MoST15 inclusion criteria include high grade relapsed/refractory B-cell lymphoma with ECOG 0-2 and clinical or radiological measurable disease assessed by Response Evaluation Criteria in Lymphoma 2017 (RECIL). Participants are not permitted to have prior treatment PD1/PD-L1 or BTK inhibitor, however prior CAR-T therapy is permitted. The primary endpoint is to determine the combined clinical activity of durvalumab and acalabrutinib, defined as at least 8 of 32 participants achieving response assessed by RECIL. Secondary endpoints include overall and progression-free survival (OS and PFS). Exploratory analysis of predictive biomarkers includes mutational patterns, tumour mutational burden (TMB), and PD-L1 expression. The data cut-off for this interim analysis was 13 Jun 2024.

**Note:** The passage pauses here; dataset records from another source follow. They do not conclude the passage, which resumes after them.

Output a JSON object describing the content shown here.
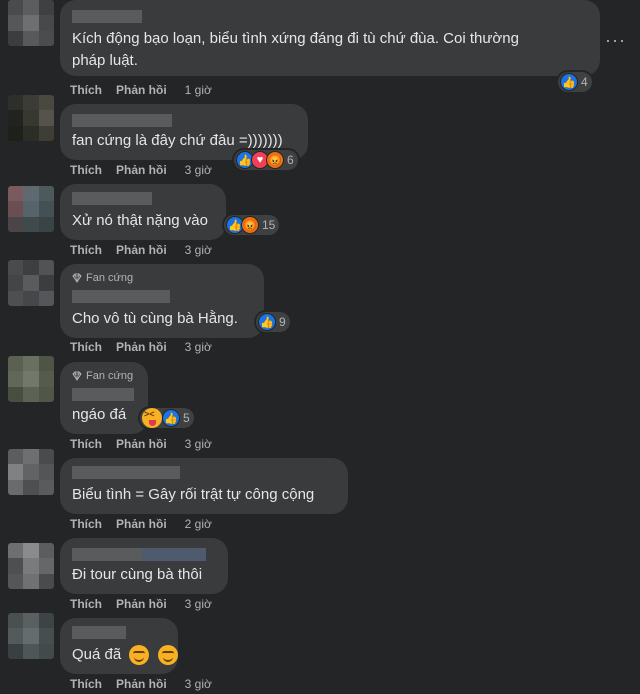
{
  "labels": {
    "like": "Thích",
    "reply": "Phản hồi",
    "more": "···"
  },
  "badge_label": "Fan cứng",
  "comments": [
    {
      "text": "Kích động bạo loạn, biểu tình xứng đáng đi tù chứ đùa. Coi thường",
      "text2": "pháp luật.",
      "reaction_count": "4",
      "time": "1 giờ"
    },
    {
      "text": "fan cứng là đây chứ đâu =)))))))",
      "reaction_count": "6",
      "time": "3 giờ"
    },
    {
      "text": "Xử nó thật nặng vào",
      "reaction_count": "15",
      "time": "3 giờ"
    },
    {
      "text": "Cho vô tù cùng bà Hằng.",
      "reaction_count": "9",
      "time": "3 giờ"
    },
    {
      "text": "ngáo đá",
      "reaction_count": "5",
      "time": "3 giờ"
    },
    {
      "text": "Biểu tình = Gây rối trật tự công cộng",
      "reaction_count": "",
      "time": "2 giờ"
    },
    {
      "text": "Đi tour cùng bà thôi",
      "reaction_count": "",
      "time": "3 giờ"
    },
    {
      "text": "Quá đã",
      "reaction_count": "",
      "time": "3 giờ"
    }
  ],
  "icons": {
    "like": "like-reaction-icon",
    "love": "love-reaction-icon",
    "angry": "angry-reaction-icon",
    "haha": "haha-reaction-icon",
    "badge": "diamond-icon"
  },
  "colors": {
    "background": "#242526",
    "bubble": "#3a3b3c",
    "like": "#1b74e4",
    "love": "#f33e58",
    "angry": "#e9710f"
  }
}
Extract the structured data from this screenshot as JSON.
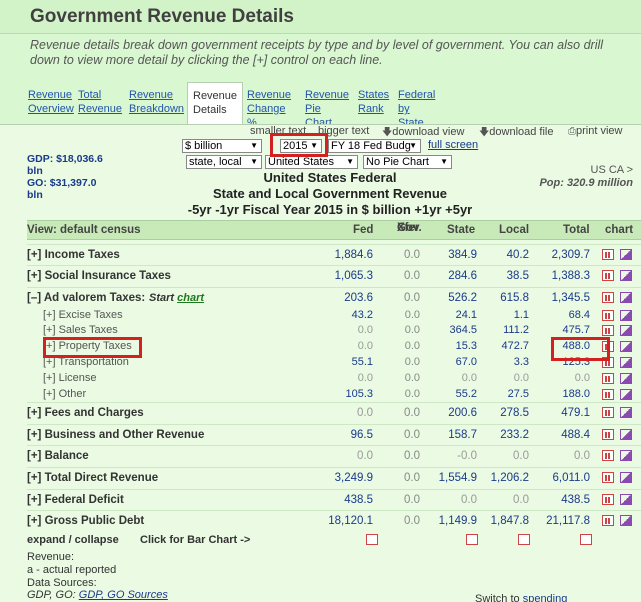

Study treatment: Durvalumab is a monoclonal antibody that blocks PD-L1 (programmed cell death ligand-1) to restore T-cell activation and anti-tumour responses. Acalabrutinib inhibits Bruton Tyrosine Kinase (BTK), an essential component of oncogenic signalling in many B-cell malignancies. Durvalumab was administered at 1500mg IV every 28 days and acalabrutinib 100mg orally twice daily until progression. Survival was estimated using Kaplan-Meier methods.

Results:

21 participants (9 female) received study treatment. The median age was 76yrs (range 53-87). The median prior lines of systemic therapy was 3 (range 1-5). All participants received prior chemotherapy, with 62% also receiving prior radiotherapy. Median follow-up was 10 months (range 0.56 to 18.83). Overall response rate was 29% (including one complete response after 4 cycles, and 5 participants (24%) achieved a partial response). Median PFS was 2.0 months (95% CI: 1.54-5.16). Mean duration of therapy was 3.9 months (4 cycles, range 1-19). The median OS was 17.61 months (95% CI: 5.45-18.83). There have been 9 Grade 3-5 serious adverse events (predominantly infection). 10 participants have died, 9 of disease progression and 1 from pneumonia. There were 3 immune related AEs. 5 participants withdrew from treatment (4 clinician, 1 participant decision). Preliminary correlative analysis revealed TMB at baseline ranged from 3.9-24.6 mutations/megabase (median: 9.4). TP53 mutations were prevalent (9/21 treated) in this heavily pretreated cohort and were associated with a reduced likelihood of response (0% vs 46%) and significantly worse PFS (median 1.6 months [mutant] vs 5.6 months [wildtype], Hazard Ratio for progression or death, 3.8 [95% CI: 1.2–11.8], p=0.02).

Conclusion:

The combination of durvalumab and acalabrutinib showed encouraging preliminary clinical activity in a heavily pre-treated cohort with relapsed/refractory aggressive B-cell lymphoma. The combination was well tolerated and deliverable to a predominantly elderly and frail population and warrants further study in this context.